Both Republicans and Democrats repeat warnings over the threat to democracy. A majority of the former support a man who believes the last presidential election was rigged, while the latter repeatedly criticize the same man for his efforts to overturn it.

Ultimately, Joe Biden went through the same process as many of the 45 people elected president before him – eight were sworn in mid-cycle due to a president’s early death, and not all won (or even ran in) the subsequent election. If Biden wins in 2024, and then later hands his role to Kamala Harris, she will become the 47th President of the United States and the ninth to take over mid-presidency.

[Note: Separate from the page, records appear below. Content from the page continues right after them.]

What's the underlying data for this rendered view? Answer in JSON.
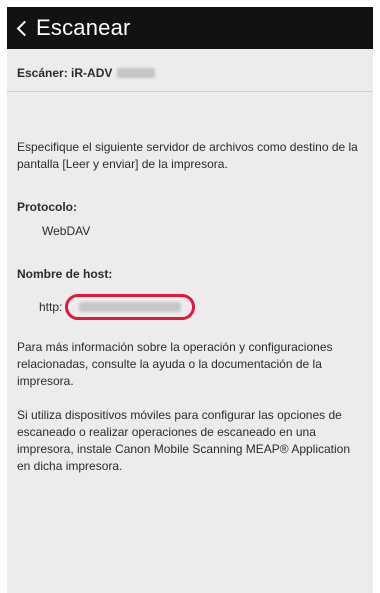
{
  "header": {
    "back_icon": "chevron-left-icon",
    "title": "Escanear"
  },
  "scanner": {
    "label": "Escáner: iR-ADV"
  },
  "intro_text": "Especifique el siguiente servidor de archivos como destino de la pantalla [Leer y enviar] de la impresora.",
  "protocol": {
    "label": "Protocolo:",
    "value": "WebDAV"
  },
  "host": {
    "label": "Nombre de host:",
    "prefix": "http:",
    "highlight_color": "#e3173d"
  },
  "info_text": "Para más información sobre la operación y configuraciones relacionadas, consulte la ayuda o la documentación de la impresora.",
  "mobile_text": "Si utiliza dispositivos móviles para configurar las opciones de escaneado o realizar operaciones de escaneado en una impresora, instale Canon Mobile Scanning MEAP® Application en dicha impresora."
}
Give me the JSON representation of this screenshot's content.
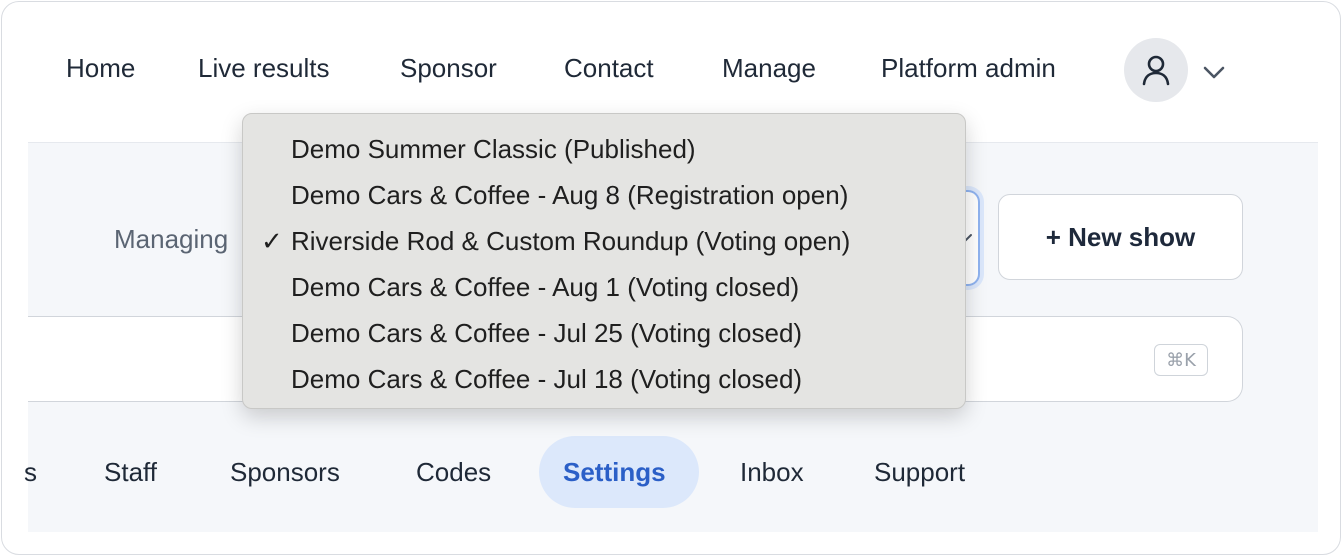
{
  "nav": {
    "items": [
      "Home",
      "Live results",
      "Sponsor",
      "Contact",
      "Manage",
      "Platform admin"
    ],
    "avatar_icon": "user-icon",
    "chevron_icon": "chevron-down-icon"
  },
  "managing": {
    "label": "Managing",
    "selected": "Riverside Rod & Custom Roundup (Voting open)"
  },
  "new_show": {
    "label": "+ New show"
  },
  "search": {
    "shortcut": "⌘K"
  },
  "dropdown": {
    "check_mark": "✓",
    "options": [
      "Demo Summer Classic (Published)",
      "Demo Cars & Coffee - Aug 8 (Registration open)",
      "Riverside Rod & Custom Roundup (Voting open)",
      "Demo Cars & Coffee - Aug 1 (Voting closed)",
      "Demo Cars & Coffee - Jul 25 (Voting closed)",
      "Demo Cars & Coffee - Jul 18 (Voting closed)"
    ],
    "selected_index": 2
  },
  "tabs": {
    "items": [
      "s",
      "Staff",
      "Sponsors",
      "Codes",
      "Settings",
      "Inbox",
      "Support"
    ],
    "active": "Settings"
  },
  "colors": {
    "accent": "#2b5fc7",
    "active_tab_bg": "#dce8fb",
    "band_bg": "#f5f7fa",
    "menu_bg": "#e4e4e2"
  }
}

Such a move is entirely possible, and one which would be grossly undemocratic. Theoretically, Biden could hand over the presidency to Harris on January 20, 2025, effectively providing her with her own term. The American people would have a president who they did not elect in what would only be a clear subversion of the very democratic principles upon which the United States was founded.

You could argue that if Harris was overwhelmingly popular, would the people really care? A fair question, but one which is never likely to become reality. Harris is approved by around 40% of Americans, and a subversion of democracy to secure four years of her presidency would be met with uproar, at the very least, from the other 60%.

I dread to think what could happen in such a scenario, but for a nation that is at its closest to civil war since the 19th century, it’s unlikely to be a quiet transition of power.